Introduce students to debate with our Debating Lesson Plan. This lesson prepares students to describe the debate process, follow rules of a debate, participate in a debate, and assess debate performances. Concluding the lesson with an opinion piece to use as a starting point for a future debate encourages continued development in the art of debate.
Sample Classroom Procedure / Teacher Instruction
- Ask the students their opinion about a 2-sided issue: Should kids get allowances, are there aliens, cell phones for kids, time school should begin, etc. Use one of the issues and encourage students to pick a side, and ask why they have that opinion.
- Display each sides’ reasons in two columns. Once there are several responses, review each and ask how the reasons might be supported. Ask: Are some of the reasons stronger than other reasons?
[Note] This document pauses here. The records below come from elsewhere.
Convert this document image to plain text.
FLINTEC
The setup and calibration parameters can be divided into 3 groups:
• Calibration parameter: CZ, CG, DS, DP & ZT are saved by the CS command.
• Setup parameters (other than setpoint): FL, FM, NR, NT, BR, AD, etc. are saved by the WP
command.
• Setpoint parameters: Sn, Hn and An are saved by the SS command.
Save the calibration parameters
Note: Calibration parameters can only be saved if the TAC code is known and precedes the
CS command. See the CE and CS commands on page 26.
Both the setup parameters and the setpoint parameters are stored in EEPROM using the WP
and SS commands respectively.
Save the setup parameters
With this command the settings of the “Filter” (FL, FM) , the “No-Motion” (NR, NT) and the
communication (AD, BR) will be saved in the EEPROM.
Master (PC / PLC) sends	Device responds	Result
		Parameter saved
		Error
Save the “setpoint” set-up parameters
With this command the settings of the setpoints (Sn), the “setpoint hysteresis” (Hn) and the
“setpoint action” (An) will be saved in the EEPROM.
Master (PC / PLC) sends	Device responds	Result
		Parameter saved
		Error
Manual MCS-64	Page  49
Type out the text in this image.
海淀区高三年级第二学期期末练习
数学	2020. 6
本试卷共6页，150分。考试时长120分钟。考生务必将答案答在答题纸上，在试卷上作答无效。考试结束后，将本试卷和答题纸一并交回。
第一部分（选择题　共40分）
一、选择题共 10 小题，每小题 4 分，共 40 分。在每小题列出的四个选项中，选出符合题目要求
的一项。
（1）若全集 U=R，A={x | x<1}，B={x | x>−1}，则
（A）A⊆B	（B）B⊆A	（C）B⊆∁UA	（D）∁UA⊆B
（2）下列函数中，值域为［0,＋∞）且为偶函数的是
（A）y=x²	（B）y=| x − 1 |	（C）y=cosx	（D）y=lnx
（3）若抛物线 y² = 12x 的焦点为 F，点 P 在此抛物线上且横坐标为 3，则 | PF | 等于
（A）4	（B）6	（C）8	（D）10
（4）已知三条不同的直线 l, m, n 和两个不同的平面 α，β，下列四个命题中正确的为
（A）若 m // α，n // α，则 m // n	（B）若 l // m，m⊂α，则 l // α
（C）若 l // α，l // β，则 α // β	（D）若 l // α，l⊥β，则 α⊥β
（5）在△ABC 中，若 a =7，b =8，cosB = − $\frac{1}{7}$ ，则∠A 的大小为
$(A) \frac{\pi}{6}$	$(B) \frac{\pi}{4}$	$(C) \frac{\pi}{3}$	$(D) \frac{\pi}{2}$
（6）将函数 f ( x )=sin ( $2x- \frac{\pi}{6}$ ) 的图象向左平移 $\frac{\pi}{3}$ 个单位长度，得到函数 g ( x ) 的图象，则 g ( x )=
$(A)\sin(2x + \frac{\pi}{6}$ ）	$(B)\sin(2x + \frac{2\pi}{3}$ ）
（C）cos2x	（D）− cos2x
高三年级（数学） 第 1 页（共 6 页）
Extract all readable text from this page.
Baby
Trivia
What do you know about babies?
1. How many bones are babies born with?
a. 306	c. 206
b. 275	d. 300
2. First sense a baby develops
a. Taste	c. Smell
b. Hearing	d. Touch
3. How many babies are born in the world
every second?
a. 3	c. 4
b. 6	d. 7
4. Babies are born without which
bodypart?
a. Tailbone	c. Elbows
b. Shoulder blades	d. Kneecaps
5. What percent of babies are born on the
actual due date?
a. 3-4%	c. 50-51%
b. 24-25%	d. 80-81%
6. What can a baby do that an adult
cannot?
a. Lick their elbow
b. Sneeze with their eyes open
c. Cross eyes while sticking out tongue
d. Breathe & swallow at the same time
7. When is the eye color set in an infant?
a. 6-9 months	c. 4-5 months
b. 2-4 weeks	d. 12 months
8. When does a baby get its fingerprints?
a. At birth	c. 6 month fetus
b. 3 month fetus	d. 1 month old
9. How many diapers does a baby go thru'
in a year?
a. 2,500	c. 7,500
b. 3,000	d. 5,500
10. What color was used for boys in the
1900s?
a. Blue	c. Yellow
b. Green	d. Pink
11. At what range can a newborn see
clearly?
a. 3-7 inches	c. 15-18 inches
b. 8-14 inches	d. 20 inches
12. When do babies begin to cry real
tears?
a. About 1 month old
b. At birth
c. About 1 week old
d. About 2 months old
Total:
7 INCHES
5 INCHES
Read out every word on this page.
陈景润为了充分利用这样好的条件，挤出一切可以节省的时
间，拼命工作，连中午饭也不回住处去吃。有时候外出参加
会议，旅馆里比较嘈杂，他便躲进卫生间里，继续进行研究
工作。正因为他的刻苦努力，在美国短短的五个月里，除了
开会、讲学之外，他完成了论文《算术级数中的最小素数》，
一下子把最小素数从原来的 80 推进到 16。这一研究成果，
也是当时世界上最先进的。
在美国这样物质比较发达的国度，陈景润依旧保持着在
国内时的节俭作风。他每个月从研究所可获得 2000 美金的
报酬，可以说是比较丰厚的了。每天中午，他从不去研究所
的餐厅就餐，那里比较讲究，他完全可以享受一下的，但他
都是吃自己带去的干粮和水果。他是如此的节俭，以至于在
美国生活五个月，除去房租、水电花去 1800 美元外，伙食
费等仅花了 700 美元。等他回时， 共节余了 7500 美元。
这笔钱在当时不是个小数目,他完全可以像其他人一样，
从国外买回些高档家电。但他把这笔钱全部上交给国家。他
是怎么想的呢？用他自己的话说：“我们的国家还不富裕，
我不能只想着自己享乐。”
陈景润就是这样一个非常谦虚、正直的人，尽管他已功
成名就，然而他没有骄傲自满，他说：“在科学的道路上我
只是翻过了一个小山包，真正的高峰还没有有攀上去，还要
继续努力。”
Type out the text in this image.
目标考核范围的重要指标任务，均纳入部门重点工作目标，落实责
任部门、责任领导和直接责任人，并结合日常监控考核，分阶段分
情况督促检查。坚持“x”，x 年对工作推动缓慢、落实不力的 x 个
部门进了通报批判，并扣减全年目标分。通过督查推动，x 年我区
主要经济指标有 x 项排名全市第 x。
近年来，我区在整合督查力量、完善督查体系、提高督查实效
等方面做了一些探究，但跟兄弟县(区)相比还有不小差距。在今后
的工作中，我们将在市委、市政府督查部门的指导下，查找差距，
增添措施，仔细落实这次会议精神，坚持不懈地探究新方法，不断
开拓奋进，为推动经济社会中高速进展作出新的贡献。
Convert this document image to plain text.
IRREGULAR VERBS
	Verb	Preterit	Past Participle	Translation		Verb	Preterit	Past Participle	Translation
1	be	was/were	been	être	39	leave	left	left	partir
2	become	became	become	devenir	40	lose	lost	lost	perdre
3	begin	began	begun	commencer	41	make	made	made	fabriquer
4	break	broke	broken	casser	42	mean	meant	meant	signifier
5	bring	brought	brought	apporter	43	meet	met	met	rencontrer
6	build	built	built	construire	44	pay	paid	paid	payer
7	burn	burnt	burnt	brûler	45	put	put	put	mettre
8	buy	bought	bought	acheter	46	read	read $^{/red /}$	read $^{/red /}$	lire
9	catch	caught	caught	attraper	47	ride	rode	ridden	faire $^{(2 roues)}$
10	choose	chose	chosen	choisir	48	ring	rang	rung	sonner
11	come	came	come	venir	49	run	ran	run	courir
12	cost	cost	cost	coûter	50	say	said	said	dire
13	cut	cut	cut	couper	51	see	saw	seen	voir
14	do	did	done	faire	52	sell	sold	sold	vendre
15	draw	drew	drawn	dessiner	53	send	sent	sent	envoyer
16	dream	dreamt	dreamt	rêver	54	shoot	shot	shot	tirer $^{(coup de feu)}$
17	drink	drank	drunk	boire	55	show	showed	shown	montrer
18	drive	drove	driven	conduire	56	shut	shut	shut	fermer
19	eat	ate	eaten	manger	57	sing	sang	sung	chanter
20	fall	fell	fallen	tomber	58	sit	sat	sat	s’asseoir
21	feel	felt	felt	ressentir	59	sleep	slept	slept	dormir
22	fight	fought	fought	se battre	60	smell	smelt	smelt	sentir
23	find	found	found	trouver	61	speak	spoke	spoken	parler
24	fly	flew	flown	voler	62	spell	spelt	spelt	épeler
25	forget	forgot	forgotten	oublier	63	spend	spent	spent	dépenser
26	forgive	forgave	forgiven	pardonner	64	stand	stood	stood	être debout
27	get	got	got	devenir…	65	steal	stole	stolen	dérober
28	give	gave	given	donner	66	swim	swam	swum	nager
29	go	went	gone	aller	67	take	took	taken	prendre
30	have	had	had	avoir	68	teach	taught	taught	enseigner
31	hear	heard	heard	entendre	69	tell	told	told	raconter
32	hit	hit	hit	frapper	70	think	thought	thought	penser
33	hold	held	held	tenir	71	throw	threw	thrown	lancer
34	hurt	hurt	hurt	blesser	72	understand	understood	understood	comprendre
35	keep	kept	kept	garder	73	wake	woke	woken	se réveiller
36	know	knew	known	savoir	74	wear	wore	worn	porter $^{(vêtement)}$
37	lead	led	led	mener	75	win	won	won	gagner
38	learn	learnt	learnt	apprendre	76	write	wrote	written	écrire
- Allow for responses and discussion. Ask students if anyone has changed their original opinion and why? Allow for further responses and discussion.
- Ask students: What have we just done as a class? Allow for responses while introducing debating.
- Distribute Debating content pages. Read and review the information with the students. During the content reading, give examples for each step and tip, as well as examples of statements and rebuttal statements. Ask students what else could be done to prepare for a debate. Discuss Presidential debates where moderators ask questions. Use the additional resources to enhance understanding.
- Distribute Activity page. Read and review the instructions. Pair students. (You may choose to have pairs of students debate another pair, or each student in a pair debate their partner.) Allow students access to the Internet or other resources for research.
- Students must have sufficient time to prepare during class time, and time to practice at home. Once completed, prepare a debate schedule using a set stage and plan for each debate, including time limits, etc. The teacher will be the moderator.
- Distribute Practice page. Check and review the students’ responses.
- Distribute the Homework page. The next day, allow students to share responses, debate if time permits.
- In closing, ask: What opinion do you have about something that would probably be the most difficult for another person to change? Why?
- Allow for responses and discussion. Encourage students to share reasons for the opinion.
Common Core State Standards: CCSS.ELA-LITERACY.SL.4.4, CCSS.ELA-LITERACY.W.4.1, CCSS.ELA-LITERACY.SL.5.4, CCSS.ELA-LITERACY.W.5.1, CCSS.ELA-LITERACY.SL.6.4, CCSS.ELA-LITERACY.W.6.1
Class Sessions (45 minutes): At least 2 class sessions.